Итак, чтобы обогатиться не для себя, а «в Бога», необходимо прежде всего углублять в себе смирение, привлекающее благодать Божию, побуждающее к подвигам самоисправления, очищения от себялюбия, с его отпрысками страстями, к очищению души добродетелями духовными, вершиной которых является любовь. Те дни жизни, в которые не совершено никаких дел любви, нужно считать потерянными для жизни вечной. И дни, в которые человек достиг больших успехов в достижении себялюбивого счастья, были днями погубления души для вечности, по слову Христа: «Кто хочет душу свою сберечь, тот потеряет ее, а кто потеряет душу свою ради Меня, тот обретет ее; какая польза человеку, если он приобретет весь мир, а душе своей повредит? Или какой выкуп даст человек за душу свою?» (Мф. 16, 25–26). Напротив, как полна и радостна бывает и земная жизнь человека, который каждым словом и делом распространяет вокруг себя живительный свет и теплоту любви, которой так бедна окружающая жизнь! Как такой человек обогащает и себя самого в жизни земной и вечной.
Проповеди, 28 ноября 1921 г.
Митрополит Сурожский Антоний
Конец сегодняшнего Евангелия — предупреждение о том, о чем мы все могли бы знать все время: что за плечами у нас стоит смерть, и что многое-многое из того, что мы делаем, погибнет после нас как ненужное, как тленное.
Но значит ли, что предупреждение Христово о смерти, стоящей за нашими плечами, должно нас испугать и лишить сил творческих? Нет, наоборот! Отцы говорили: Имей постоянную память смертную, — не в том смысле, чтобы мы этой смерти боялись и жили как бы под нависшей над нами тенью, а в том смысле, что только сознание, что жизнь коротка, что она может кончиться в любое мгновение, способно дать каждому мгновению окончательное значение, а всей жизни — сознание, что надо спешить делать добро, спешить жить так, чтобы, когда бы ни застигла нас смерть, она застигла нас в момент торжества жизни.
Как бы мы жили, с какой глубиной, с какой интенсивностью, если бы это сознание в нас было постоянно, если мы знали бы, что слова, которые я сейчас говорю вам, могут быть последними: как бы я их говорил, как бы вы их слушали!

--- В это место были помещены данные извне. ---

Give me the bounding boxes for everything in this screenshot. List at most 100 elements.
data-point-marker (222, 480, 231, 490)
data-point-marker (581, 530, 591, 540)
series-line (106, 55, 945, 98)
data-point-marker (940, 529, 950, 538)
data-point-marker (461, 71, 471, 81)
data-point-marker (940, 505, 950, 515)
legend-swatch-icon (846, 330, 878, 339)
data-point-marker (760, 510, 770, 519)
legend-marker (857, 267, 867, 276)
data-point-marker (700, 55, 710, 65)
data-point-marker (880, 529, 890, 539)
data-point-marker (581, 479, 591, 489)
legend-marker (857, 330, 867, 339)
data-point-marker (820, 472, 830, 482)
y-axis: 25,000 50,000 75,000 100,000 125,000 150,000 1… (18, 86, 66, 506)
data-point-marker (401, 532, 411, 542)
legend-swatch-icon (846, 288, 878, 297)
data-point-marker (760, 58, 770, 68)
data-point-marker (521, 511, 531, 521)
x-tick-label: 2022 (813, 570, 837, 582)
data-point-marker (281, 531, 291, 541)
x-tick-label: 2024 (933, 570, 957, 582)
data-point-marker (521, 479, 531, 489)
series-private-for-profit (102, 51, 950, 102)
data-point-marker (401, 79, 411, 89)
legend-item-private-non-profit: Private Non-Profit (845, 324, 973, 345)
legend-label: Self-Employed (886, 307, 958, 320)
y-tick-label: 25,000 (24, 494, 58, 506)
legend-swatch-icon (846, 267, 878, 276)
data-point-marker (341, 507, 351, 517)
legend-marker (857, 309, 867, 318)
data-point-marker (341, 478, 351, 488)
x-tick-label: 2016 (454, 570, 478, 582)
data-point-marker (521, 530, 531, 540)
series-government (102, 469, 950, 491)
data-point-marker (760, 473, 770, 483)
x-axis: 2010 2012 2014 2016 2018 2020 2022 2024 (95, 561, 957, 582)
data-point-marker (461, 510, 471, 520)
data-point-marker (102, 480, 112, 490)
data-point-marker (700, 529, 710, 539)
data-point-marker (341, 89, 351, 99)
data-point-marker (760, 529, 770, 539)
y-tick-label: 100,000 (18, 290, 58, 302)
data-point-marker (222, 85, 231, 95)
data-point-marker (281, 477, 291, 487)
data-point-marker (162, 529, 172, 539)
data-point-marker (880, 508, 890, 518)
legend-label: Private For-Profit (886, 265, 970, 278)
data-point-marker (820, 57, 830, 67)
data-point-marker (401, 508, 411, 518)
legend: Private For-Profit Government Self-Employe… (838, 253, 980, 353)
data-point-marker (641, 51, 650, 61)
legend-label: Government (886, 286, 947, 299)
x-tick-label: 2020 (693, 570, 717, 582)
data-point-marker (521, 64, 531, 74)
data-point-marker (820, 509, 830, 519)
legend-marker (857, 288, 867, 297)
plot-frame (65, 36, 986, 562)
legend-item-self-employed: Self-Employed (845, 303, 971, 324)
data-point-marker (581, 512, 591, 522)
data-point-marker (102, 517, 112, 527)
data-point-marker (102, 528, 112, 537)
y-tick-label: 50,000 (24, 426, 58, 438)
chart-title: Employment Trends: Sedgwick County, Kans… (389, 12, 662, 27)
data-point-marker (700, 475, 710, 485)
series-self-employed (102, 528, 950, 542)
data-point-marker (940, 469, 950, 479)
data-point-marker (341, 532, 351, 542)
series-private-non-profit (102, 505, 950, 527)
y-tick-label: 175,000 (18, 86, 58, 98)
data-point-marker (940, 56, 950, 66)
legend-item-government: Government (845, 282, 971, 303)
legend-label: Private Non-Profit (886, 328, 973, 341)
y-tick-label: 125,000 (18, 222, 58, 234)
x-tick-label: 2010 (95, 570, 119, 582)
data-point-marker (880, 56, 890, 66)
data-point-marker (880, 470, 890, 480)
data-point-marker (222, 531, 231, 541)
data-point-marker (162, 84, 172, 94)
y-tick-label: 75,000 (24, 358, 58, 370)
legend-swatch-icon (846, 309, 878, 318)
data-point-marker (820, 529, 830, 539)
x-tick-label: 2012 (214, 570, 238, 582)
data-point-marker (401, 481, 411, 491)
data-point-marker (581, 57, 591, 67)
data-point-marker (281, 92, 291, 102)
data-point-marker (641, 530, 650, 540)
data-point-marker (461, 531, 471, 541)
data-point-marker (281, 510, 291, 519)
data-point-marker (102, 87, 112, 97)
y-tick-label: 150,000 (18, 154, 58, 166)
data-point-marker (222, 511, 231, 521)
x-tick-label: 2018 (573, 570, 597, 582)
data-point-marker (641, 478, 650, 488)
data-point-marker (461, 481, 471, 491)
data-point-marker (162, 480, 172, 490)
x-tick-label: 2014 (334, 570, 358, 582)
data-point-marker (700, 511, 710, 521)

Если у кого из нас было бы сознание, что человек, с которым мы сейчас общаемся, через несколько минут может умереть — как бы мы заботились, чтобы наши слова, наши действия по отношению к нему были завершением всей любви, всей заботливости, на какие мы способны, чтобы они были торжеством всего самого великого, что между нами есть.
Мы потому живем плохо, потому столько говорим пустых слов, слов гнилых, слов мертвых, потому столько поступков совершаем, которые потом в нашей душе, как рана, горят, что мы живем, словно пишем только набросок жизни, которую мы будем жить «когда-нибудь», позже, когда сможем этот черновик превратить в окончательную повесть. Но это не так, смерть приходит, набросок остается черновиком, жизнь не прожита, а только замарана, и остается жалость о человеке, который мог бы быть велик, и оказался таким малым, ничтожным.